Frenier: New abortion law not a nothing-burger

By Carol Frenier

Abortion proponents say Vermont’s new “any time for any reason” abortion law (aka H.57) and the proposed abortion amendment to our Vermont Constitution merely codify what was already “allowable” in Vermont. But there is a very large difference between action that the law declares legal and the very same action if it is not addressed by government at all.

In the case of abortion, codifying common practice into law has turned something which was “allowable” into something “required” or “prohibited.” It reduced options and delegitimized alternative interpretations.

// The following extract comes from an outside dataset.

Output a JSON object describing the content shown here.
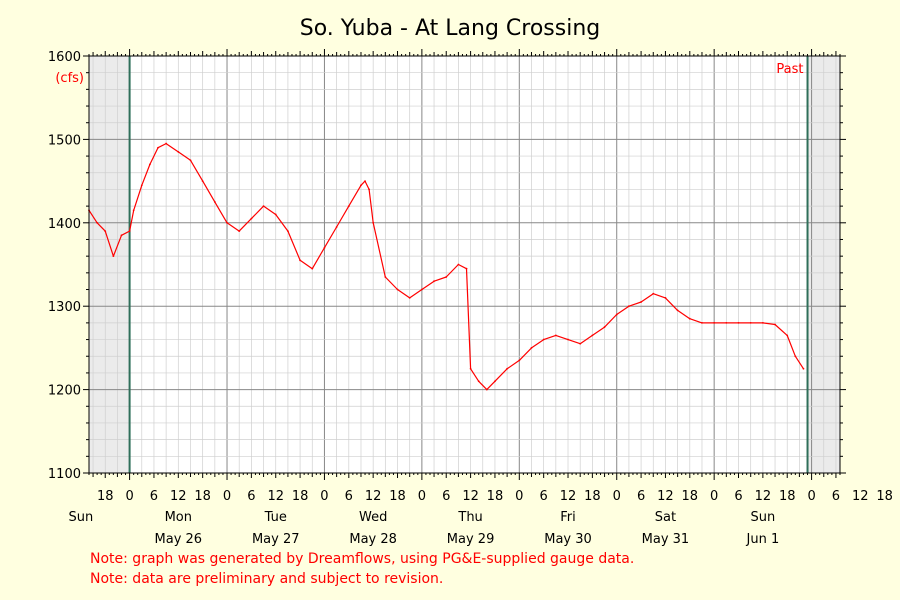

This couldn’t be more clear in H.57. This legislation is all about prohibition. It says that a public entity (government, heath care facility, etc.) “shall not … deny or interfere with an individual’s fundamental rights to choose or refuse contraception or sterilization or to choose to carry a pregnancy to term, to give birth to a child, or to obtain an abortion.” There is more, but that is the gist of it.

Public domain

Both H.57 and Proposal 5 stand to radically advance Vermont’s already liberal views on abortion.

Similarly, Proposal 5 would add the following to the Vermont Constitution: “That an individual’s right to personal reproductive autonomy is central to the liberty and dignity to determine one’s own life course and shall not be denied or infringed unless justified by a compelling State interest achieved by the least restrictive means.”

Prior to H.57 and the proposed amendment, medical providers were “allowed” to establish abortion protocols that worked for them and the community in which they operated, including a commonly held respect for the right to life of the child in utero in balance with the needs of the mother. Now there is literally no time frame (seven months? eight months? 24 hours before delivery?) within which it is permissible to “interfere” with a woman’s right to abort.

Now the focus will be on avoiding behavior that could get a person or medical practice into legal trouble. If a health care provider senses that a pregnant patient is conflicted, can he/she counsel that patient to take more time to decide? Is that a form of “interference” or not? And what of the counsel of a pastor or a rabbi?

This leads us to the inferred “required” behavior contained in the law. The opposite of “denial” of services is the provision of services. If I cannot deny a service, am I absolutely required to provide it? Must the taxpayer pay for it?

Despite what proponents of this legislation say to the contrary, it is only a matter of time before GYN practitioners who refuse to do abortions as a matter of conscience will be forced to yield or be driven out of the field. And if abortion is a fundamental right, advocates will be pressing for public funds to pay for it.

Laws only work if they codify cultural practices that have widespread acceptance. We are nowhere near that in our society, and the legislature’s all-or-nothing approach to abortion is only driving our citizens apart. Do we really want to put our neighbors and medical providers into that kind of a bind? Surely a compromise that we can all live with would make more sense.

Carol Frenier is a business owner living in Chelsea, Vermont. She is the chair of the Orange County Republican Committee.